Without question, Superman is the most iconic of all comic book heroes. That’s not to say he’s the best – it just means he’s the benchmark to whom all other superheroes are compared. Not only is he one of the original heroes, he also possesses all the qualities one is expected to have: selflessness, super-human abilities and the like. In short, when most people hear the term “superhero,” they think of Superman.
That’s why it’s a shame that no film has truly lived up to his legacy. Over the past few decades five movies featuring Superman have all failed, falling prey to campiness and over-the-top storylines and acting. “Man of Steel” could’ve easily turned out the same way. But by taking a serious, realistic view of the character, the film avoids the pitfalls of its predecessors. The result is an excellent, yet flawed, comic book movie.
“Man of Steel” is basically the “Dark Knight” version of Superman. Writer David S. Goyer and Producer Christopher Nolan (two of the people responsible for that recent Batman franchise), along with Director Zack Snyder, present a story in which an Earth-raised extraterrestrial must come to grips with his powers and the alienation that comes with them. Clark Kent/Kal-El is really neither human nor Kryptonian, possessing the moral principles of humanity but also super-human capabilities that prevent him from ever leading a normal life on Earth. Thus, he must choose whether to hide his powers and let others die or use them and face the ridicule of being different.
No other Superman film has effectively tackled those themes, and none are like “Man of Steel.” It’s dark and humorless, but it’s also very moving. By far the best parts are the flashbacks in which Superman struggles to cope with his powers, like the touching scene in which Martha Kent coaxes a young Clark out of a closet where he had fled after being overwhelmed by his hyper-senses. It would’ve been interesting to see more of that character development.
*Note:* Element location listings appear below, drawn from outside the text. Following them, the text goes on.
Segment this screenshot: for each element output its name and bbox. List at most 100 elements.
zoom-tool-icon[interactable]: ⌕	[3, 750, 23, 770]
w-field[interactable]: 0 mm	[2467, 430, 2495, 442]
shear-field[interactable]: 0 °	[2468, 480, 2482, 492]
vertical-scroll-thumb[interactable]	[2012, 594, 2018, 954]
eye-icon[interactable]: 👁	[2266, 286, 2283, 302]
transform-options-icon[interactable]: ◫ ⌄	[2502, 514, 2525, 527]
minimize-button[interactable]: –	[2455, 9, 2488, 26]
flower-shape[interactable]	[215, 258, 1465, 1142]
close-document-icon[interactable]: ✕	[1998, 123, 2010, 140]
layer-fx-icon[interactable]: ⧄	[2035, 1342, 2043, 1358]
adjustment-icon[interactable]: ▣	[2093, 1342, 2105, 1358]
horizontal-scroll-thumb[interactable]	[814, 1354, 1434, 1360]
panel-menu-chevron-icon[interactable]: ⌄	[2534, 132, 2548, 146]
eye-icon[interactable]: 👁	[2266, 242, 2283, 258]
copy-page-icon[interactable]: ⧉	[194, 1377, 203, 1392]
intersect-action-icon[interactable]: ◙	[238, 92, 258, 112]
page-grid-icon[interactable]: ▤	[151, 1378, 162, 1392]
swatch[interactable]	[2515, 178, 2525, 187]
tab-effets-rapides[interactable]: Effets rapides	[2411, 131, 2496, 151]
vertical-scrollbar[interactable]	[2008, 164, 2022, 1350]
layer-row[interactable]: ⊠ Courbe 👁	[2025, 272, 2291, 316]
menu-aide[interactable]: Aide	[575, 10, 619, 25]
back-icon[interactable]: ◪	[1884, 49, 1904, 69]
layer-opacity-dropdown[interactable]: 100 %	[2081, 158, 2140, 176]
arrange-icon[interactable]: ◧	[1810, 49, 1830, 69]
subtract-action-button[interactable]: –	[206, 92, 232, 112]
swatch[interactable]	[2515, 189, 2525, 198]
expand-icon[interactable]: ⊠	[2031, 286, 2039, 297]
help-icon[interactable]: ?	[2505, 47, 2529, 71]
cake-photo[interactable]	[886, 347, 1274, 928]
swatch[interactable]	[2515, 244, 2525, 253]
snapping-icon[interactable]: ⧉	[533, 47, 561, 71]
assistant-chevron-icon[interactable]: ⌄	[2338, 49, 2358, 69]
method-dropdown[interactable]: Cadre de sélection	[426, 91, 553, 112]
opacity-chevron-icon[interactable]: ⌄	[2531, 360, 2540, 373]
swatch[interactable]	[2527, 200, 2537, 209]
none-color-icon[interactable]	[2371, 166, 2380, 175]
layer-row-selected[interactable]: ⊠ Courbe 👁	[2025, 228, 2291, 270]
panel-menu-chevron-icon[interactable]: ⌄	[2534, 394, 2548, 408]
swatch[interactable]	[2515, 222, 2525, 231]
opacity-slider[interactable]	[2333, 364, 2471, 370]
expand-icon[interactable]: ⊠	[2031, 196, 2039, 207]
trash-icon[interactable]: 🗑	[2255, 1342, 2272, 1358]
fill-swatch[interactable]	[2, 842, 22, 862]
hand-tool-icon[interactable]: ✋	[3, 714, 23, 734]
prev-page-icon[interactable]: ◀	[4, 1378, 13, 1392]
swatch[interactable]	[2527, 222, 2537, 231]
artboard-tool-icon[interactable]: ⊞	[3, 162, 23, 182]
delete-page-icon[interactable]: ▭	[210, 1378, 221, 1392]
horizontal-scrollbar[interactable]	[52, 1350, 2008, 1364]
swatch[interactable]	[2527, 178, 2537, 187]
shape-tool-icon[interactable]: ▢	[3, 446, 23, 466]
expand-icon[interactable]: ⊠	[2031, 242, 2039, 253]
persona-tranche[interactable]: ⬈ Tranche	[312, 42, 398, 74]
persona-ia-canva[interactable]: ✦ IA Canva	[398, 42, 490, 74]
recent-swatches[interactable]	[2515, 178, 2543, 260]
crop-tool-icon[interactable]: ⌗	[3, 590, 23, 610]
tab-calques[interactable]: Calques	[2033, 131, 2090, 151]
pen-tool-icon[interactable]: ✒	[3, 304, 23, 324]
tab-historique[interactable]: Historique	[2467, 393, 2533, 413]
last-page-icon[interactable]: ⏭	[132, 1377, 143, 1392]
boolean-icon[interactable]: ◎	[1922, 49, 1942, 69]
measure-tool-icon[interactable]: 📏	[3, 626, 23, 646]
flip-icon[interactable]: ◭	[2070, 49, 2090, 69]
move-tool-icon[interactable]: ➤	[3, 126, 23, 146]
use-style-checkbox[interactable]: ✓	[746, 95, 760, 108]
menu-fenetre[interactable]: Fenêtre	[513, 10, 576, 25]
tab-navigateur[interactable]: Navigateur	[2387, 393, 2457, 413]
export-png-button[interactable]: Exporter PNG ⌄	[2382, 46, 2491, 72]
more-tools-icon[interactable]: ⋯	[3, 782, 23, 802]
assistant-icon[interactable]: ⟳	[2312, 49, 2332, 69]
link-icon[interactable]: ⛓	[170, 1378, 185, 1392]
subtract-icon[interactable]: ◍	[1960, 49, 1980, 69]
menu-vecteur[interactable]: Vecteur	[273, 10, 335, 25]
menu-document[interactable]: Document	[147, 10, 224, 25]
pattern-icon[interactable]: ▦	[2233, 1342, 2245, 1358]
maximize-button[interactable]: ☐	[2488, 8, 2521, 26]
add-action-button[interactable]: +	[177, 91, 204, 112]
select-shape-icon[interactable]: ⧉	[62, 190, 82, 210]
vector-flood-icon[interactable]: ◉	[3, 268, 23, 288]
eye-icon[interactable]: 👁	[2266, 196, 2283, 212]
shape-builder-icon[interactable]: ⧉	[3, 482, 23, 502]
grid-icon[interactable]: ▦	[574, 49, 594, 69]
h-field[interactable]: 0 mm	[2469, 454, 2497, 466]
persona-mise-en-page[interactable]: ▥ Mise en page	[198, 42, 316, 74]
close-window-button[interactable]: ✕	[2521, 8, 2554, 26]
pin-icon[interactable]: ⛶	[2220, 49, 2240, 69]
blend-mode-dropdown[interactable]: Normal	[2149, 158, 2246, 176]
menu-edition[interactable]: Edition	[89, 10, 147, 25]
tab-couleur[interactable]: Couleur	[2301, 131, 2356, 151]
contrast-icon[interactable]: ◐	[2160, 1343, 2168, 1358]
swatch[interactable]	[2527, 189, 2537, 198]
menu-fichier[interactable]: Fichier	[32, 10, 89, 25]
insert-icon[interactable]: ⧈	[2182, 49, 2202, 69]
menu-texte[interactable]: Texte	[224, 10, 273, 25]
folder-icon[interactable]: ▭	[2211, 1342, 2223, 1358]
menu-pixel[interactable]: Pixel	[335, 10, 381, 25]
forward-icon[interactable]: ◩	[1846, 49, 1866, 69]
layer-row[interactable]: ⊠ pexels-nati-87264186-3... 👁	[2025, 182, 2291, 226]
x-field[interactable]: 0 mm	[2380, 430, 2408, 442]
Instead, much of the movie consists of drawn-out CGI action sequences mostly likely created to top “The Avengers.” While General Zod proved to be the perfect antagonist for the story (a Kryptonian intent on destroying a world Superman isn’t sure he fits into), the prolonged fights between hero and villain counteracted against the more compelling introspective scenes. Still Henry Cavill and Amy Adams were well-cast as Superman and Lois Lane, and Michael Shannon was especially good as Zod.
While not perfect, “Man of Steel” is a film that finally does Superman justice. If it’s any indication of a DC cinematic universe, then fans of comic book movies have a lot to look forward to in the coming years.